Lewis & Clark Community College filed a breach of contract complaint against Blue Bird Corporation in Madison County Circuit Court June 24, alleging it delivered a completely different motor coach than what was contracted for.
Lewis & Clark claims that on July 9, 2003, representatives of the college sought to purchase a 2004 Blue Bird Wonderlodge Motor Coach from Blue Bird causing Bryan Hays, Blue Bird's Director of Sales and Marketing, to send a letter and invoice to the college to confirm the agreement and purchase.
According to the college, it sent a deposit for the "2004 Blue Bird Wonderlodge 38' M380 prototype" to Blue Bird's headquarters in Fort Valley, Ga. and on July 31, 2003, issued a check based upon the invoice that was sent to them.
According to Lewis & Clark, on Aug. 14, 2003, it issued another payment which caused Hayes to send a letter to the Illinois Department of Commerce and Economic Opportunity offering its support as a sponsor of the Illinois Lewis & Clark Bicentennial and in support of its sponsorship agreed to sell a "2004 Blue Bird Wonderlodge 38' M380 prototype"
The college also claims a certificate of origin for a vehicle was transferred from Blue Bird for a 2003 Blue Bird model which contained completely different specifications than previously indicated.
"Blue Bird Corporation knew that they delivered a different Blue Bird Wonderlodge Motor Coach that what plaintiff contracted for," the complaint states.
Lewis & Clark claims Blue Bird made statements which were false and with the intent of deceiving and defrauding plaintiff and inducing it to pay for a different vehicle.
The college also claims Blue Bird violated the Illinois Consumer Fraud Act and is entitled to statutory remedies made available under the act.

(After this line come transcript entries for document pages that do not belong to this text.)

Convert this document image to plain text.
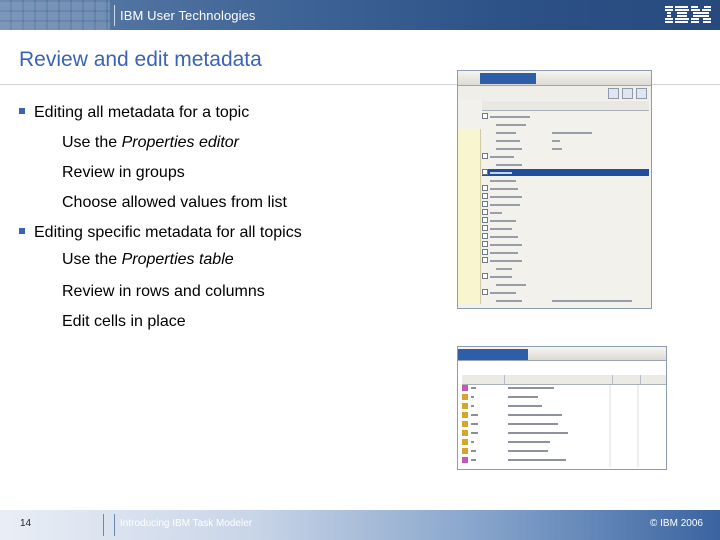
IBM User Technologies
Review and edit metadata
Editing all metadata for a topic
Use the Properties editor
Review in groups
Choose allowed values from list
Editing specific metadata for all topics
Use the Properties table
Review in rows and columns
Edit cells in place
14	Introducing IBM Task Modeler	© IBM 2006
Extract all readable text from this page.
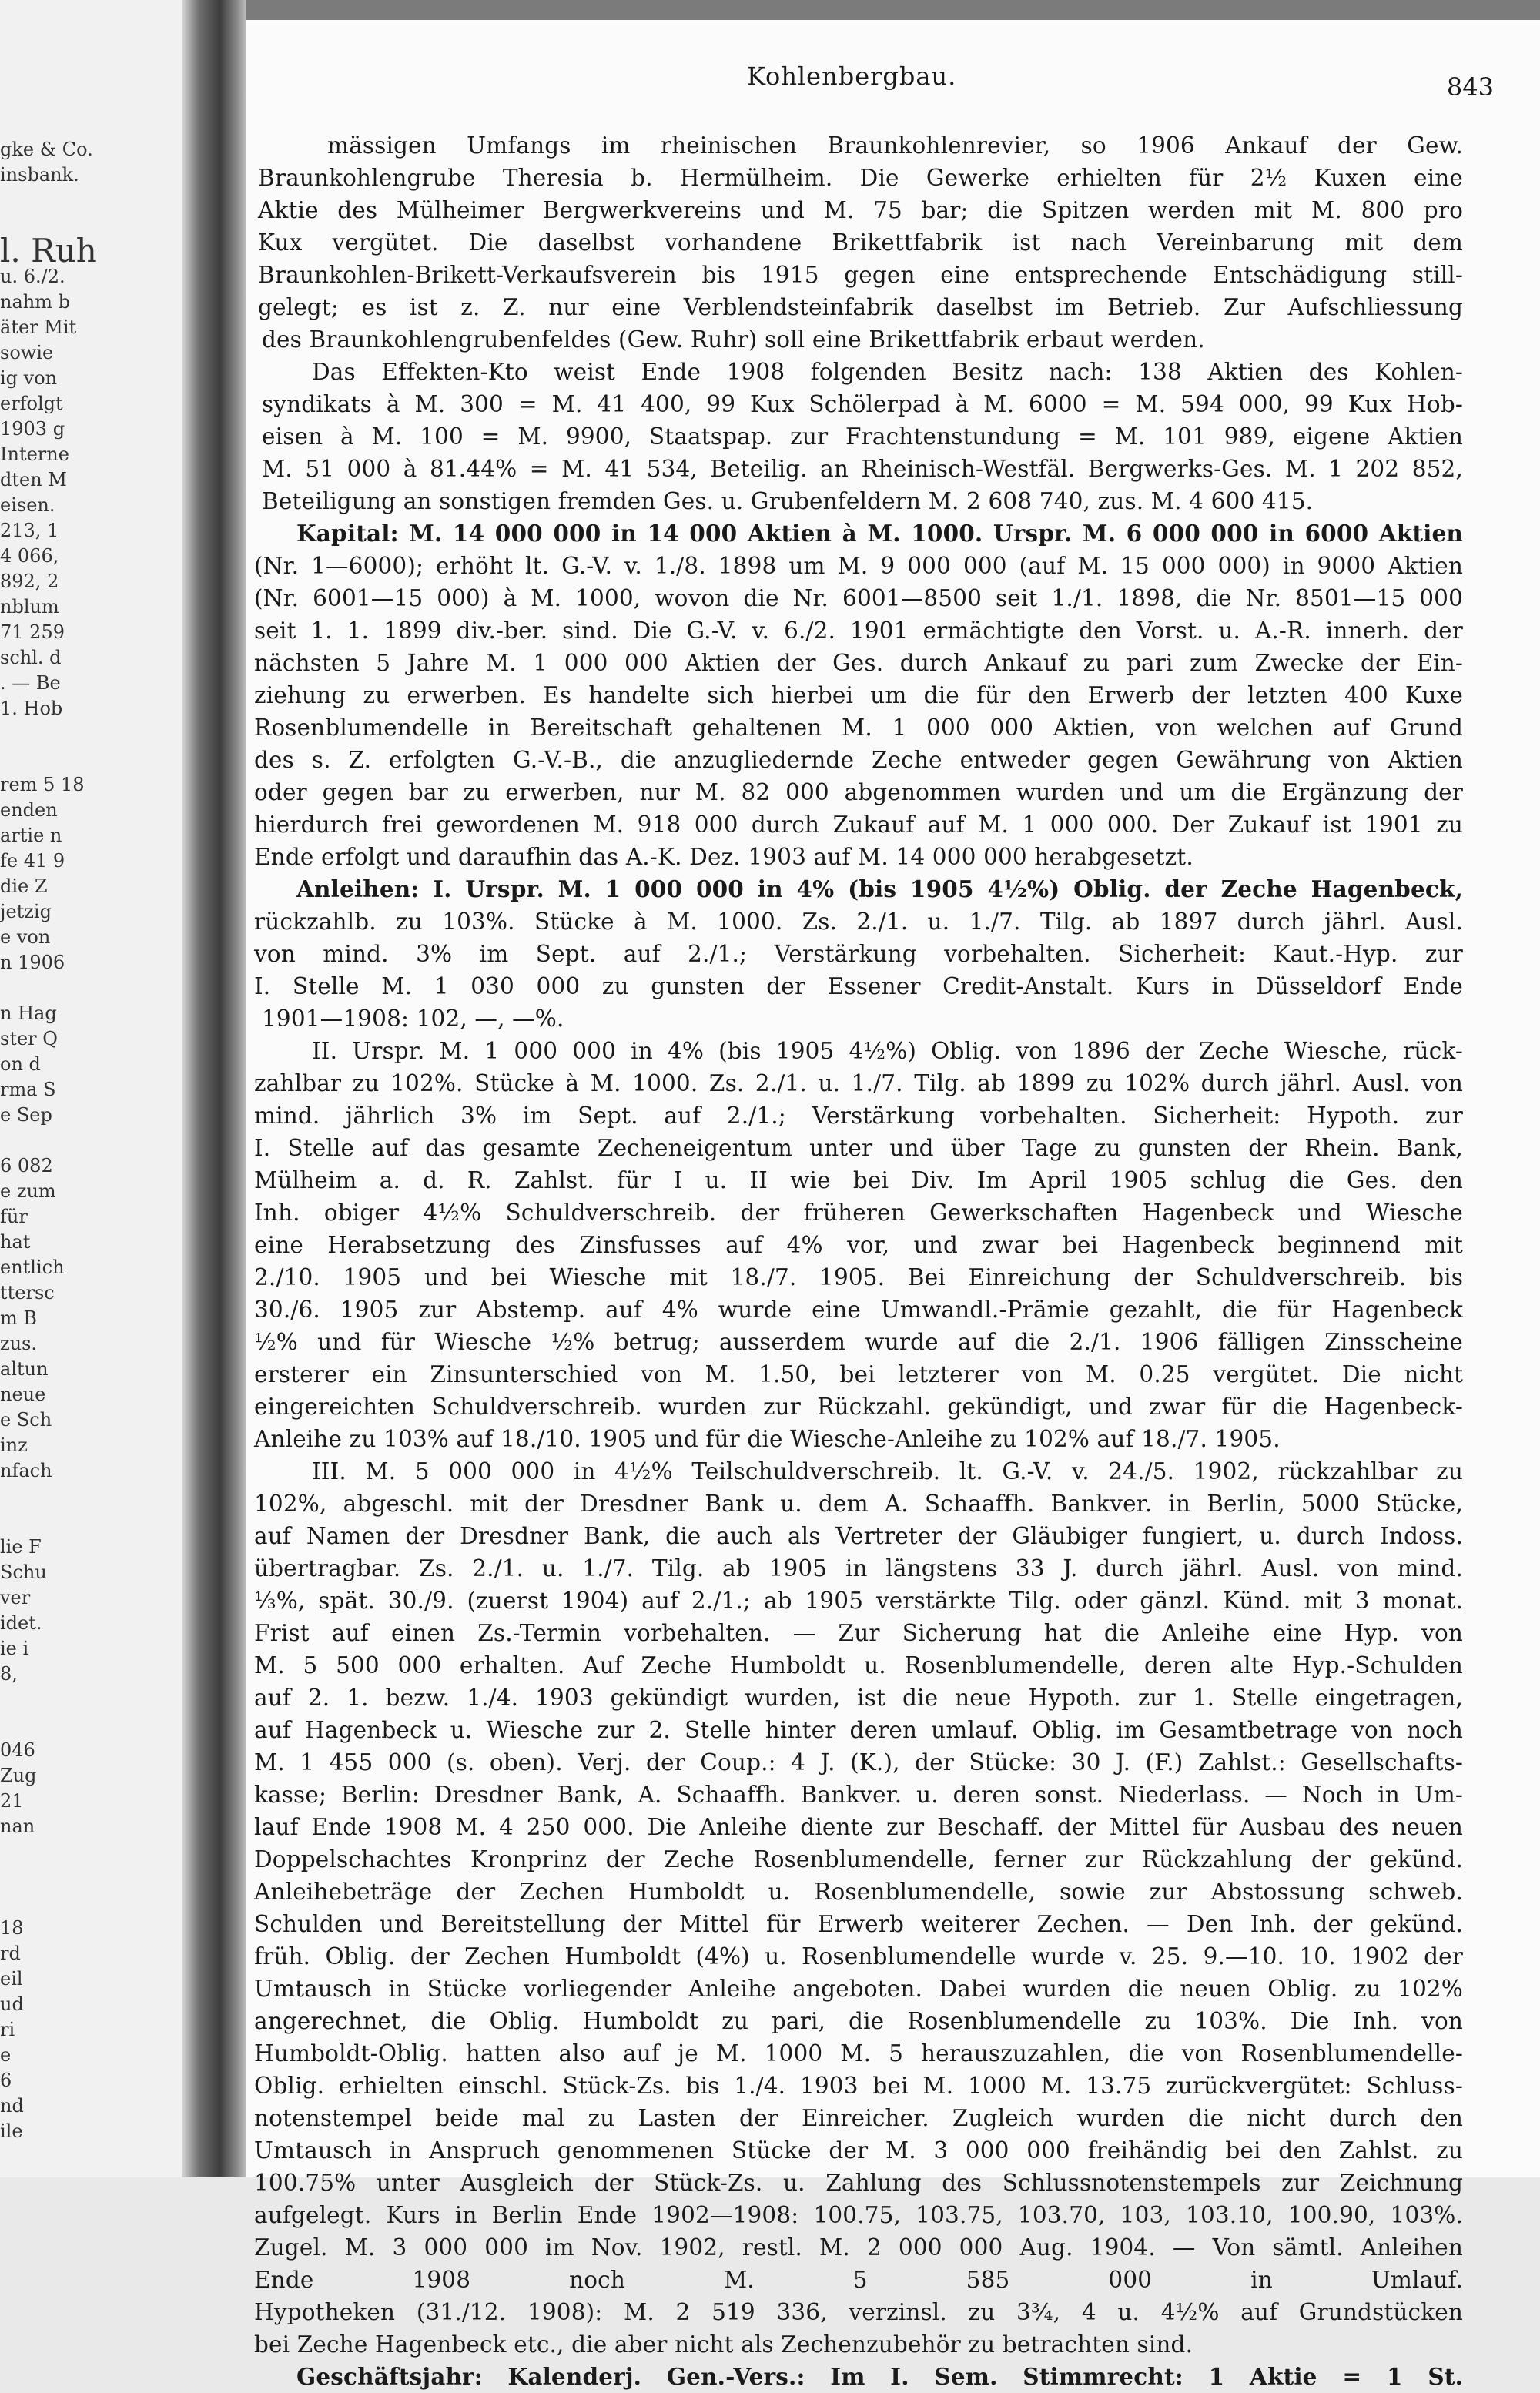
gke & Co.
insbank.
l. Ruh
u. 6./2.
nahm b
äter Mit
sowie
ig von
erfolgt
1903 g
Interne
dten M
eisen.
213, 1
4 066,
892, 2
nblum
71 259
schl. d
. — Be
1. Hob
rem 5 18
enden
artie n
fe 41 9
die Z
jetzig
e von
n 1906
n Hag
ster Q
on d
rma S
e Sep
6 082
e zum
für
hat
entlich
ttersc
m B
zus.
altun
neue
e Sch
inz
nfach
lie F
Schu
ver
idet.
ie i
8,
046
Zug
21
nan
18
rd
eil
ud
ri
e
6
nd
ile
Kohlenbergbau.	843
mässigen Umfangs im rheinischen Braunkohlenrevier, so 1906 Ankauf der Gew.
Braunkohlengrube Theresia b. Hermülheim. Die Gewerke erhielten für 2½ Kuxen eine
Aktie des Mülheimer Bergwerkvereins und M. 75 bar; die Spitzen werden mit M. 800 pro
Kux vergütet. Die daselbst vorhandene Brikettfabrik ist nach Vereinbarung mit dem
Braunkohlen-Brikett-Verkaufsverein bis 1915 gegen eine entsprechende Entschädigung still-
gelegt; es ist z. Z. nur eine Verblendsteinfabrik daselbst im Betrieb. Zur Aufschliessung
des Braunkohlengrubenfeldes (Gew. Ruhr) soll eine Brikettfabrik erbaut werden.
Das Effekten-Kto weist Ende 1908 folgenden Besitz nach: 138 Aktien des Kohlen-
syndikats à M. 300 = M. 41 400, 99 Kux Schölerpad à M. 6000 = M. 594 000, 99 Kux Hob-
eisen à M. 100 = M. 9900, Staatspap. zur Frachtenstundung = M. 101 989, eigene Aktien
M. 51 000 à 81.44% = M. 41 534, Beteilig. an Rheinisch-Westfäl. Bergwerks-Ges. M. 1 202 852,
Beteiligung an sonstigen fremden Ges. u. Grubenfeldern M. 2 608 740, zus. M. 4 600 415.
Kapital: M. 14 000 000 in 14 000 Aktien à M. 1000. Urspr. M. 6 000 000 in 6000 Aktien
(Nr. 1—6000); erhöht lt. G.-V. v. 1./8. 1898 um M. 9 000 000 (auf M. 15 000 000) in 9000 Aktien
(Nr. 6001—15 000) à M. 1000, wovon die Nr. 6001—8500 seit 1./1. 1898, die Nr. 8501—15 000
seit 1. 1. 1899 div.-ber. sind. Die G.-V. v. 6./2. 1901 ermächtigte den Vorst. u. A.-R. innerh. der
nächsten 5 Jahre M. 1 000 000 Aktien der Ges. durch Ankauf zu pari zum Zwecke der Ein-
ziehung zu erwerben. Es handelte sich hierbei um die für den Erwerb der letzten 400 Kuxe
Rosenblumendelle in Bereitschaft gehaltenen M. 1 000 000 Aktien, von welchen auf Grund
des s. Z. erfolgten G.-V.-B., die anzugliedernde Zeche entweder gegen Gewährung von Aktien
oder gegen bar zu erwerben, nur M. 82 000 abgenommen wurden und um die Ergänzung der
hierdurch frei gewordenen M. 918 000 durch Zukauf auf M. 1 000 000. Der Zukauf ist 1901 zu
Ende erfolgt und daraufhin das A.-K. Dez. 1903 auf M. 14 000 000 herabgesetzt.
Anleihen: I. Urspr. M. 1 000 000 in 4% (bis 1905 4½%) Oblig. der Zeche Hagenbeck,
rückzahlb. zu 103%. Stücke à M. 1000. Zs. 2./1. u. 1./7. Tilg. ab 1897 durch jährl. Ausl.
von mind. 3% im Sept. auf 2./1.; Verstärkung vorbehalten. Sicherheit: Kaut.-Hyp. zur
I. Stelle M. 1 030 000 zu gunsten der Essener Credit-Anstalt. Kurs in Düsseldorf Ende
1901—1908: 102, —, —%.
II. Urspr. M. 1 000 000 in 4% (bis 1905 4½%) Oblig. von 1896 der Zeche Wiesche, rück-
zahlbar zu 102%. Stücke à M. 1000. Zs. 2./1. u. 1./7. Tilg. ab 1899 zu 102% durch jährl. Ausl. von
mind. jährlich 3% im Sept. auf 2./1.; Verstärkung vorbehalten. Sicherheit: Hypoth. zur
I. Stelle auf das gesamte Zecheneigentum unter und über Tage zu gunsten der Rhein. Bank,
Mülheim a. d. R. Zahlst. für I u. II wie bei Div. Im April 1905 schlug die Ges. den
Inh. obiger 4½% Schuldverschreib. der früheren Gewerkschaften Hagenbeck und Wiesche
eine Herabsetzung des Zinsfusses auf 4% vor, und zwar bei Hagenbeck beginnend mit
2./10. 1905 und bei Wiesche mit 18./7. 1905. Bei Einreichung der Schuldverschreib. bis
30./6. 1905 zur Abstemp. auf 4% wurde eine Umwandl.-Prämie gezahlt, die für Hagenbeck
½% und für Wiesche ½% betrug; ausserdem wurde auf die 2./1. 1906 fälligen Zinsscheine
ersterer ein Zinsunterschied von M. 1.50, bei letzterer von M. 0.25 vergütet. Die nicht
eingereichten Schuldverschreib. wurden zur Rückzahl. gekündigt, und zwar für die Hagenbeck-
Anleihe zu 103% auf 18./10. 1905 und für die Wiesche-Anleihe zu 102% auf 18./7. 1905.
III. M. 5 000 000 in 4½% Teilschuldverschreib. lt. G.-V. v. 24./5. 1902, rückzahlbar zu
102%, abgeschl. mit der Dresdner Bank u. dem A. Schaaffh. Bankver. in Berlin, 5000 Stücke,
auf Namen der Dresdner Bank, die auch als Vertreter der Gläubiger fungiert, u. durch Indoss.
übertragbar. Zs. 2./1. u. 1./7. Tilg. ab 1905 in längstens 33 J. durch jährl. Ausl. von mind.
⅓%, spät. 30./9. (zuerst 1904) auf 2./1.; ab 1905 verstärkte Tilg. oder gänzl. Künd. mit 3 monat.
Frist auf einen Zs.-Termin vorbehalten. — Zur Sicherung hat die Anleihe eine Hyp. von
M. 5 500 000 erhalten. Auf Zeche Humboldt u. Rosenblumendelle, deren alte Hyp.-Schulden
auf 2. 1. bezw. 1./4. 1903 gekündigt wurden, ist die neue Hypoth. zur 1. Stelle eingetragen,
auf Hagenbeck u. Wiesche zur 2. Stelle hinter deren umlauf. Oblig. im Gesamtbetrage von noch
M. 1 455 000 (s. oben). Verj. der Coup.: 4 J. (K.), der Stücke: 30 J. (F.) Zahlst.: Gesellschafts-
kasse; Berlin: Dresdner Bank, A. Schaaffh. Bankver. u. deren sonst. Niederlass. — Noch in Um-
lauf Ende 1908 M. 4 250 000. Die Anleihe diente zur Beschaff. der Mittel für Ausbau des neuen
Doppelschachtes Kronprinz der Zeche Rosenblumendelle, ferner zur Rückzahlung der gekünd.
Anleihebeträge der Zechen Humboldt u. Rosenblumendelle, sowie zur Abstossung schweb.
Schulden und Bereitstellung der Mittel für Erwerb weiterer Zechen. — Den Inh. der gekünd.
früh. Oblig. der Zechen Humboldt (4%) u. Rosenblumendelle wurde v. 25. 9.—10. 10. 1902 der
Umtausch in Stücke vorliegender Anleihe angeboten. Dabei wurden die neuen Oblig. zu 102%
angerechnet, die Oblig. Humboldt zu pari, die Rosenblumendelle zu 103%. Die Inh. von
Humboldt-Oblig. hatten also auf je M. 1000 M. 5 herauszuzahlen, die von Rosenblumendelle-
Oblig. erhielten einschl. Stück-Zs. bis 1./4. 1903 bei M. 1000 M. 13.75 zurückvergütet: Schluss-
notenstempel beide mal zu Lasten der Einreicher. Zugleich wurden die nicht durch den
Umtausch in Anspruch genommenen Stücke der M. 3 000 000 freihändig bei den Zahlst. zu
100.75% unter Ausgleich der Stück-Zs. u. Zahlung des Schlussnotenstempels zur Zeichnung
aufgelegt. Kurs in Berlin Ende 1902—1908: 100.75, 103.75, 103.70, 103, 103.10, 100.90, 103%.
Zugel. M. 3 000 000 im Nov. 1902, restl. M. 2 000 000 Aug. 1904. — Von sämtl. Anleihen
Ende 1908 noch M. 5 585 000 in Umlauf.
Hypotheken (31./12. 1908): M. 2 519 336, verzinsl. zu 3¾, 4 u. 4½% auf Grundstücken
bei Zeche Hagenbeck etc., die aber nicht als Zechenzubehör zu betrachten sind.
Geschäftsjahr: Kalenderj. Gen.-Vers.: Im I. Sem. Stimmrecht: 1 Aktie = 1 St.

"By failing to disclose material facts, defendant reasonably knew and intended that plaintiff would be deprived of the opportunity to obtain a similar motor coach from another company," the complaint states.
"By concealing the material facts alleged, Blue Bird engaged in a deceptive practice which constitutes unlawful, unfair and fraudulent business practices within the meaning of the Illinois Consumer Fraud Act," the complaint also states.
Represented by Rodney Caffey of the Lakin Law Firm in Wood River, Lewis & Clark is seeking damages in excess of $50,000, plus costs.
The case has been assigned to Circuit Judge David Hylla.